Le gouvernement français est engagé dans une situation de «guerre économique et financière», selon Bruno Le Maire, interrogé ce 17 mars sur RTL. «Tous les moyens» à disposition seront utilisés «pour protéger les grandes entreprises françaises», a insisté le ministre de l’Économie et des Finances, y compris des opérations de prise de participations et même de «nationalisation si nécessaire», a-t-il ajouté.
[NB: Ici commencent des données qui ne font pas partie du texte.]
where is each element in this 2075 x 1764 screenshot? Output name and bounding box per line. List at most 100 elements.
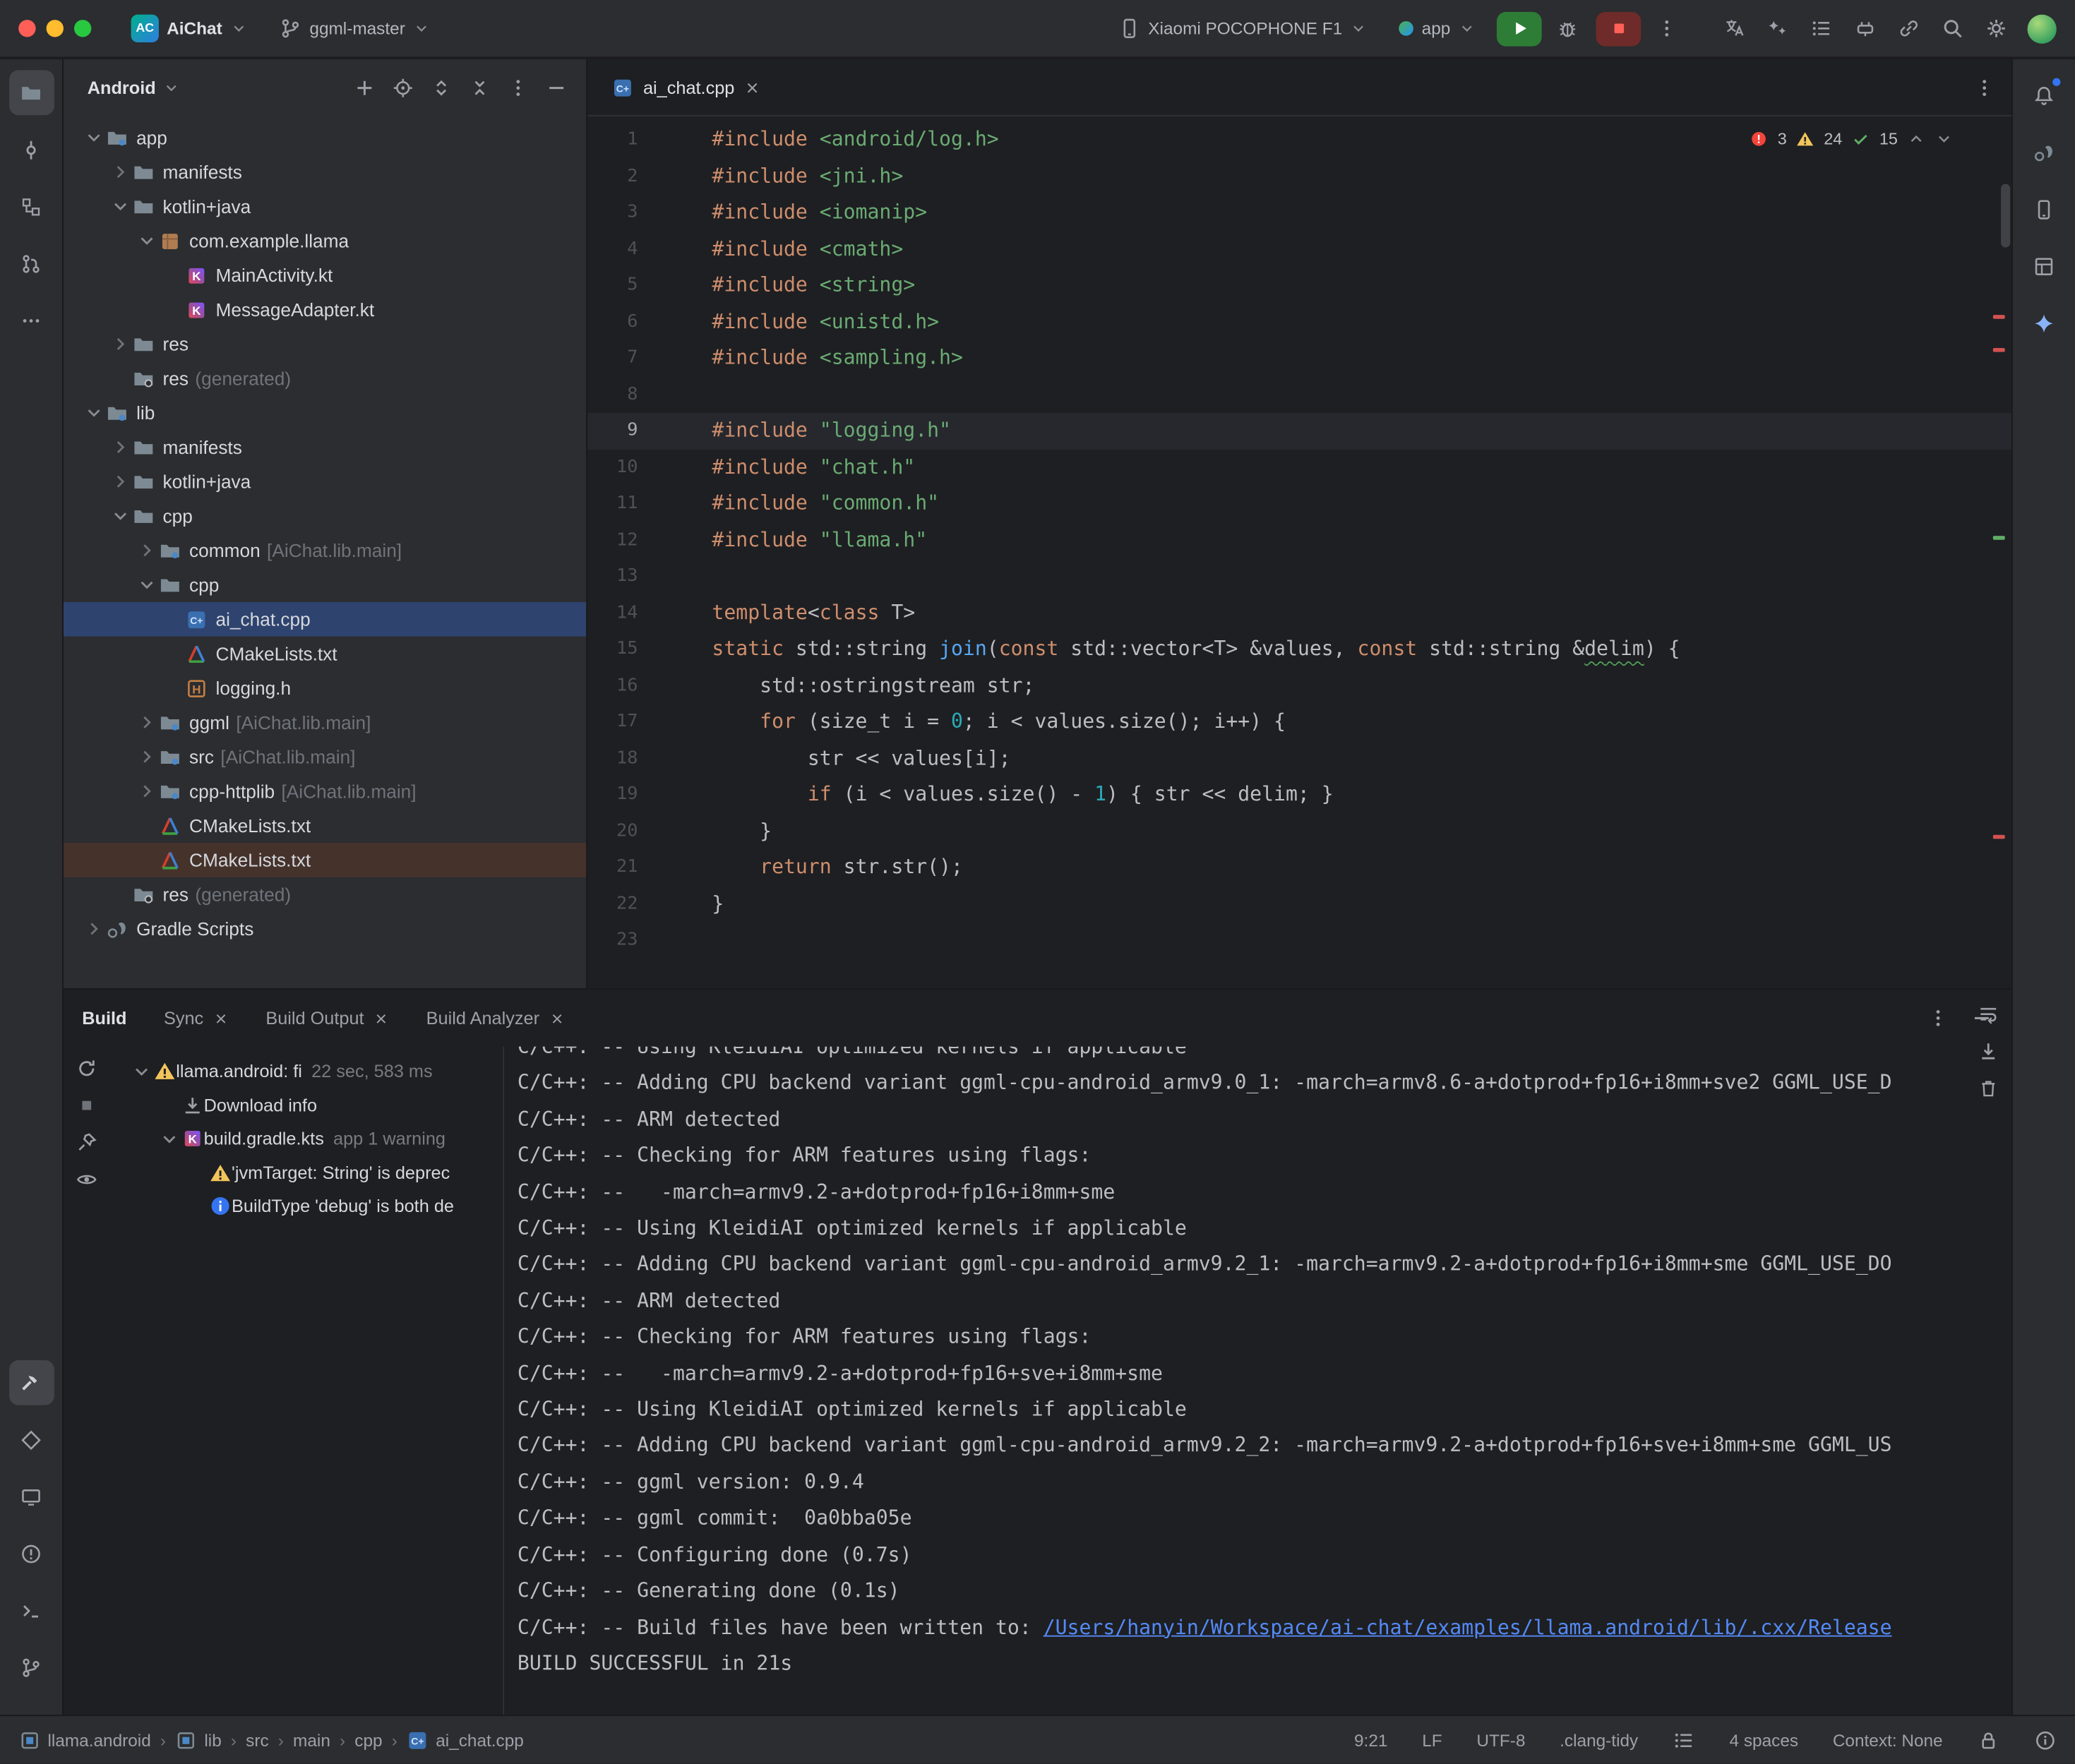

Des propos qui ont fait écho à la première allocution d’Emmanuel Macron au sujet du coronavirus le 12 mars, lorsque celui-ci a martelé, à trois reprises, sa volonté de soutenir l’économie française «quoi qu’il en coûte». Des mots très forts et d’importantes annonces.
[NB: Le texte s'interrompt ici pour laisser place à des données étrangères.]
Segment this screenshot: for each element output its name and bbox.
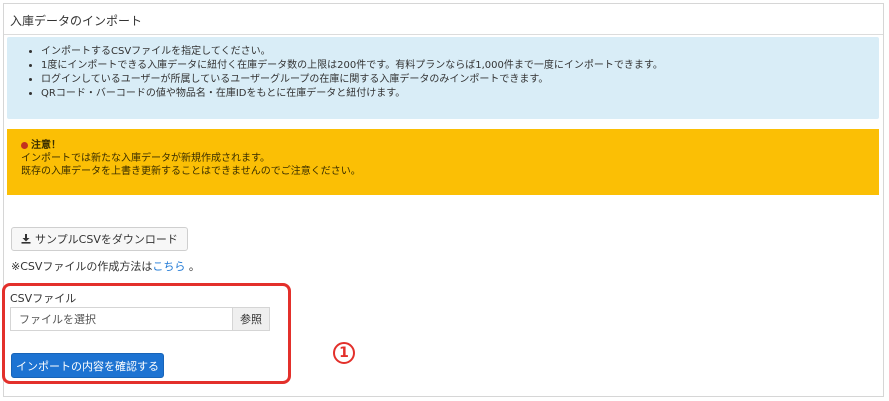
info-item: ログインしているユーザーが所属しているユーザーグループの在庫に関する入庫データの… [41, 73, 879, 87]
info-item: 1度にインポートできる入庫データに紐付く在庫データ数の上限は200件です。有料プ… [41, 59, 879, 73]
info-list: インポートするCSVファイルを指定してください。 1度にインポートできる入庫デー… [27, 45, 879, 101]
warning-box: 注意！ インポートでは新たな入庫データが新規作成されます。 既存の入庫データを上… [7, 129, 879, 195]
download-sample-button[interactable]: サンプルCSVをダウンロード [11, 227, 188, 251]
title-divider [4, 34, 883, 35]
browse-button[interactable]: 参照 [232, 307, 270, 331]
download-icon [21, 234, 31, 244]
page-title: 入庫データのインポート [10, 14, 143, 28]
warning-heading: 注意！ [31, 140, 61, 151]
info-item: QRコード・バーコードの値や物品名・在庫IDをもとに在庫データと紐付けます。 [41, 87, 879, 101]
csv-help-note: ※CSVファイルの作成方法はこちら 。 [11, 260, 200, 273]
warning-heading-row: 注意！ [21, 139, 879, 152]
confirm-import-button[interactable]: インポートの内容を確認する [11, 353, 164, 378]
warning-icon [21, 142, 28, 149]
csv-file-label: CSVファイル [10, 292, 77, 305]
warning-line: 既存の入庫データを上書き更新することはできませんのでご注意ください。 [21, 166, 361, 177]
info-item: インポートするCSVファイルを指定してください。 [41, 45, 879, 59]
csv-help-link[interactable]: こちら [152, 260, 185, 273]
warning-line: インポートでは新たな入庫データが新規作成されます。 [21, 153, 270, 164]
file-select-input[interactable]: ファイルを選択 [10, 307, 232, 331]
info-box: インポートするCSVファイルを指定してください。 1度にインポートできる入庫デー… [7, 37, 879, 119]
step-number-badge: 1 [333, 342, 355, 364]
download-label: サンプルCSVをダウンロード [35, 233, 178, 246]
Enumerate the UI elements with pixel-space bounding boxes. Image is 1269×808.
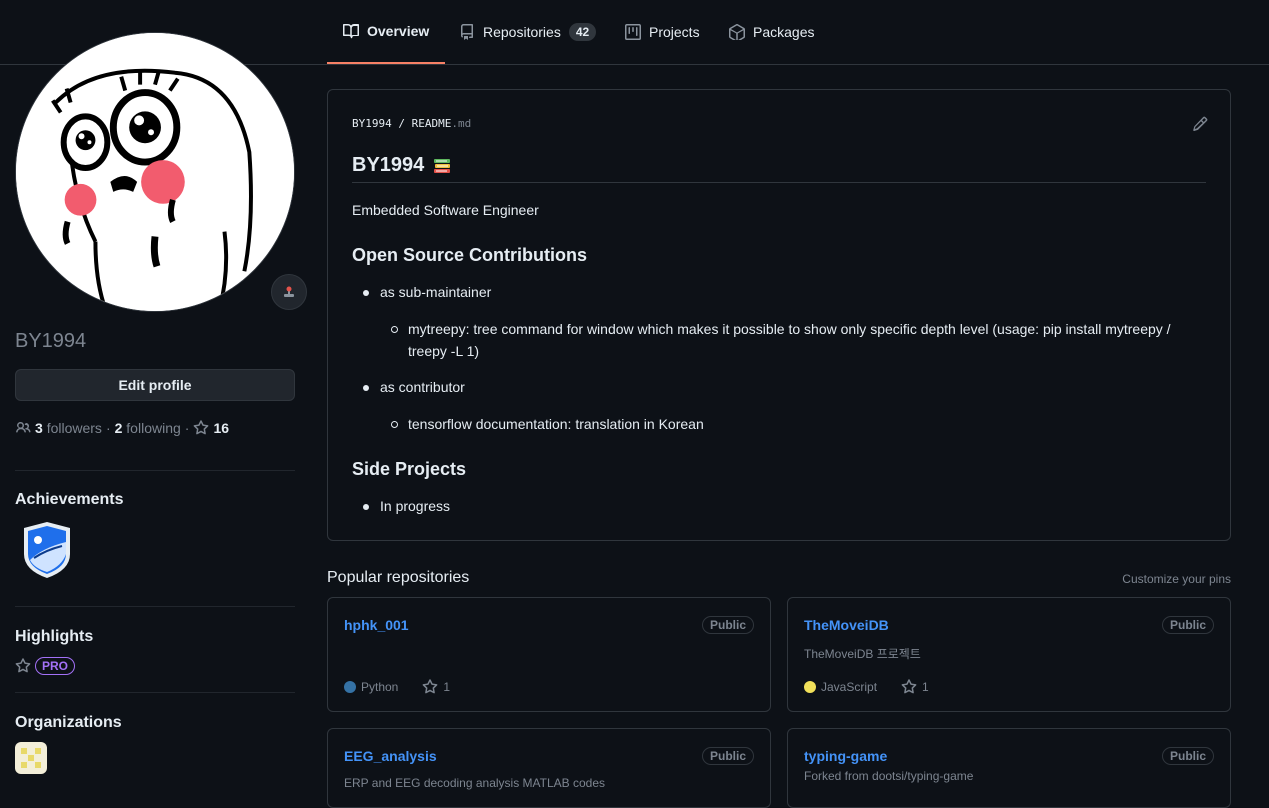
tab-packages-label: Packages [753, 24, 815, 40]
repo-name-link[interactable]: EEG_analysis [344, 748, 437, 764]
visibility-badge: Public [701, 747, 754, 765]
readme-tagline: Embedded Software Engineer [352, 202, 539, 218]
language-color-dot [344, 681, 356, 693]
readme-title: BY1994 [352, 154, 452, 177]
organization-identicon [21, 748, 41, 768]
readme-title-rule [352, 182, 1206, 183]
pro-badge[interactable]: PRO [35, 657, 76, 675]
repo-card: hphk_001 Public Python 1 [327, 597, 771, 712]
visibility-badge: Public [701, 616, 754, 634]
avatar[interactable] [15, 32, 295, 312]
repositories-count-badge: 42 [568, 23, 597, 41]
avatar-container [15, 32, 307, 312]
organizations-heading: Organizations [15, 714, 122, 731]
sublist-item-line1: mytreepy: tree command for window which … [408, 321, 1171, 337]
readme-owner[interactable]: BY1994 [352, 117, 392, 130]
repo-icon [461, 24, 473, 40]
list-bullet [363, 290, 369, 296]
followers-count: 3 [35, 420, 43, 436]
star-icon [15, 658, 31, 673]
achievement-badge[interactable] [22, 520, 72, 580]
repo-name-link[interactable]: TheMoveiDB [804, 617, 889, 633]
tab-repositories[interactable]: Repositories 42 [443, 0, 612, 64]
repo-language: JavaScript [821, 680, 878, 694]
dot-separator: · [105, 420, 111, 436]
following-label: following [126, 420, 181, 436]
tab-overview[interactable]: Overview [327, 0, 446, 64]
tab-projects[interactable]: Projects [609, 0, 716, 64]
repo-name-link[interactable]: typing-game [804, 748, 887, 764]
readme-file[interactable]: README [412, 117, 452, 130]
repo-description: ERP and EEG decoding analysis MATLAB cod… [344, 776, 606, 790]
readme-ext: .md [451, 117, 472, 130]
stars-count: 16 [213, 420, 230, 436]
star-icon [194, 420, 209, 435]
highlights-heading: Highlights [15, 628, 94, 645]
readme-box: BY1994 / README.md BY1994 Embedded Softw… [327, 89, 1231, 541]
people-icon [16, 422, 31, 433]
package-icon [729, 24, 745, 40]
visibility-badge: Public [1161, 616, 1214, 634]
set-status-button[interactable] [271, 274, 307, 310]
following-link[interactable]: 2 following [115, 420, 181, 436]
following-count: 2 [114, 420, 123, 436]
readme-path-separator: / [398, 117, 405, 130]
avatar-illustration [16, 33, 294, 311]
readme-title-text: BY1994 [352, 154, 425, 176]
edit-profile-button[interactable]: Edit profile [15, 369, 295, 401]
followers-label: followers [46, 420, 102, 436]
popular-repositories-heading: Popular repositories [327, 569, 470, 586]
sublist-item: tensorflow documentation: translation in… [408, 416, 704, 432]
follow-stats: 3 followers · 2 following · 16 [15, 420, 229, 436]
readme-section-heading: Open Source Contributions [352, 245, 588, 265]
stars-link[interactable]: 16 [193, 420, 229, 436]
tab-projects-label: Projects [649, 24, 700, 40]
sublist-bullet [391, 326, 398, 333]
project-icon [625, 24, 641, 40]
star-icon[interactable] [422, 679, 438, 695]
achievement-shield-icon [24, 522, 70, 578]
tab-packages[interactable]: Packages [713, 0, 830, 64]
organization-avatar[interactable] [15, 742, 47, 774]
list-item: In progress [380, 498, 451, 514]
list-item: as sub-maintainer [380, 284, 492, 300]
repo-meta: Python 1 [344, 679, 450, 695]
repo-card: EEG_analysis Public ERP and EEG decoding… [327, 728, 771, 808]
readme-section-heading: Side Projects [352, 459, 467, 479]
profile-username: BY1994 [15, 330, 87, 352]
list-item: as contributor [380, 379, 465, 395]
repo-language: Python [361, 680, 399, 694]
customize-pins-link[interactable]: Customize your pins [1122, 572, 1231, 586]
star-icon[interactable] [901, 679, 917, 695]
visibility-badge: Public [1161, 747, 1214, 765]
sidebar-divider [15, 692, 295, 693]
repo-stars[interactable]: 1 [443, 680, 450, 694]
repo-description: TheMoveiDB 프로젝트 [804, 647, 921, 661]
tab-overview-label: Overview [367, 23, 430, 39]
pencil-icon[interactable] [1192, 116, 1208, 132]
sublist-bullet [391, 421, 398, 428]
books-icon [434, 158, 451, 173]
language-color-dot [804, 681, 816, 693]
repo-card: typing-game Public Forked from dootsi/ty… [787, 728, 1231, 808]
repo-name-link[interactable]: hphk_001 [344, 617, 409, 633]
tab-repositories-label: Repositories [483, 24, 561, 40]
repo-card: TheMoveiDB Public TheMoveiDB 프로젝트 JavaSc… [787, 597, 1231, 712]
list-bullet [363, 504, 369, 510]
repo-description: Forked from dootsi/typing-game [804, 769, 974, 783]
sidebar-divider [15, 606, 295, 607]
dot-separator: · [184, 420, 190, 436]
repo-stars[interactable]: 1 [922, 680, 929, 694]
joystick-icon [284, 286, 294, 297]
pro-highlight: PRO [15, 657, 76, 675]
sublist-item-line2: treepy -L 1) [408, 343, 480, 359]
readme-path: BY1994 / README.md [352, 117, 471, 130]
list-bullet [363, 385, 369, 391]
followers-link[interactable]: 3 followers [35, 420, 102, 436]
book-icon [343, 23, 359, 39]
sidebar-divider [15, 470, 295, 471]
repo-meta: JavaScript 1 [804, 679, 929, 695]
achievements-heading: Achievements [15, 491, 124, 508]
Il y a une guerre contre le #coronavirus et aussi une guerre économique et financière. Elle doit mobiliser toutes nos forces. La France déploie:
— Bruno Le Maire (@BrunoLeMaire) March 17, 2020
▶ 45 Mds € d’aides directes
▶ 300 Mds€ de garanties de l’État aux prêts bancaires des entreprises, 1000 Mds au niveau 🇪🇺 #RTLMatin
L’exécutif a annoncé de nombreuses mesures afin d’aider petites et grandes entreprises. C’est le Président de la République qui l’a déclaré ce 16 mars, l’État sera à même de garantir un montant de 300 milliards d’euros sur les prêts bancaires des entreprises. 45 milliards d’euros seront débloqués en urgence afin de reporter les charges sociales et fiscales. Le chômage partiel coûtera à l’État 8,5 milliards d’euros sur deux mois, selon les propos de Bruno Le Maire. Une situation de crise sanitaire et des mesures qui plongeront la France en récession à hauteur de 1% en 2020, a annoncé le ministre. Et la dette publique dépassera la barre fatidique des 100% du PIB.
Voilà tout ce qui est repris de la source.